A few days before the October 7 attack, Daniella had been at home at a service break. Then he had told his mother: “Mom, when he returns to the army, there will be a war.”
“I did not think it was a war and, of course, that my daughter would be taken as hostage,” says Gilboa.
Mrs. Gilboa and the families of the other two observers who spoke with the BBC say they are joining the calls for an investigation into what happened.
They say that their daughters are still concerned about the conditions of those that are still in Gaza and have asked the fire to continue.
Meanwhile, Mrs. Leshem Gonen says she is still learning what happened to her daughter Romi.
She was filmed in the Nova Music Festival and her mother says she was not treated properly, leaving her with “an open wound where he could see the bone.”
“This is something we can know and what she speaks. The other things, I think she will take time.”

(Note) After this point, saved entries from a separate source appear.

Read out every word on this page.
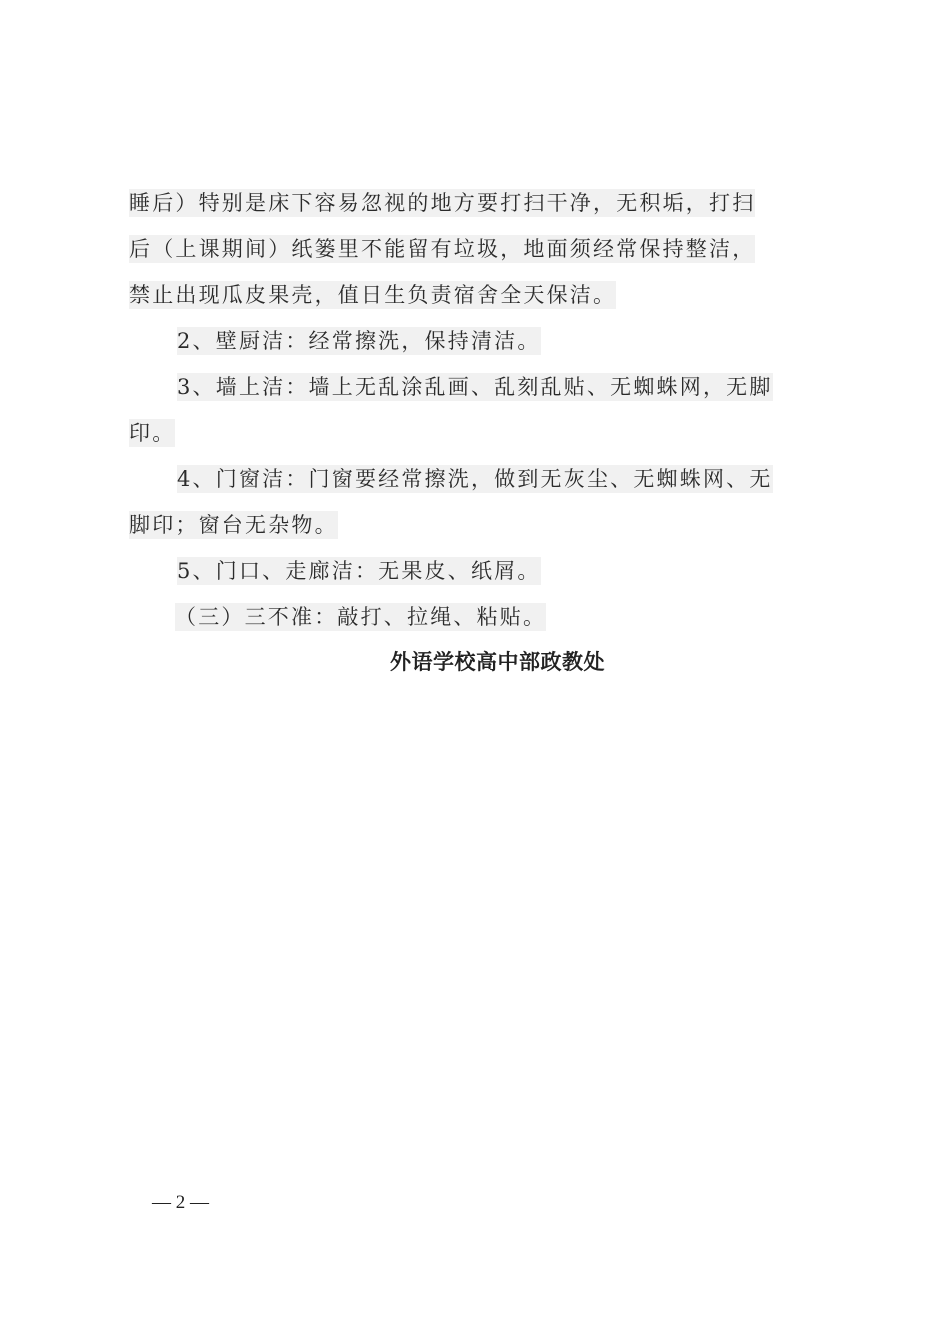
睡后）特别是床下容易忽视的地方要打扫干净，无积垢，打扫
后（上课期间）纸篓里不能留有垃圾，地面须经常保持整洁，
禁止出现瓜皮果壳，值日生负责宿舍全天保洁。
2、壁厨洁：经常擦洗，保持清洁。
3、墙上洁：墙上无乱涂乱画、乱刻乱贴、无蜘蛛网，无脚
印。
4、门窗洁：门窗要经常擦洗，做到无灰尘、无蜘蛛网、无
脚印；窗台无杂物。
5、门口、走廊洁：无果皮、纸屑。
（三）三不准：敲打、拉绳、粘贴。
外语学校高中部政教处
— 2 —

Mrs. Leshem Gonen says that Romi described her launch in the first week of the truce as “intimidating” and “terrifying.” It was surrounded by gunmen and crowds. But the moment of his meeting was “so powerful.”
The parents also described how their daughters had found ways to overcome every day in captivity: draw, make notes or share stories with each other.
“They wrote everything they could, every day, what was happening, where they moved, that were the guards and things like that,” says Berger.
While they were in captivity, young women had dreamed of the things they wanted to do when they came home: cut their hair and eat sushi.
Daniella had drawn a butterfly with the word “freedom” while he was in captivity: now he has that tattooed in his arm.
They are adapting to life in Israel, and their families say they are recovering step by step.
The moment of meeting with his daughter Naama is still blurred, says Levy, but remembers the emotion.
“The feeling was that … now I will take care of you, and everything will be fine. Dad is here. That’s all. And then everything was calm.”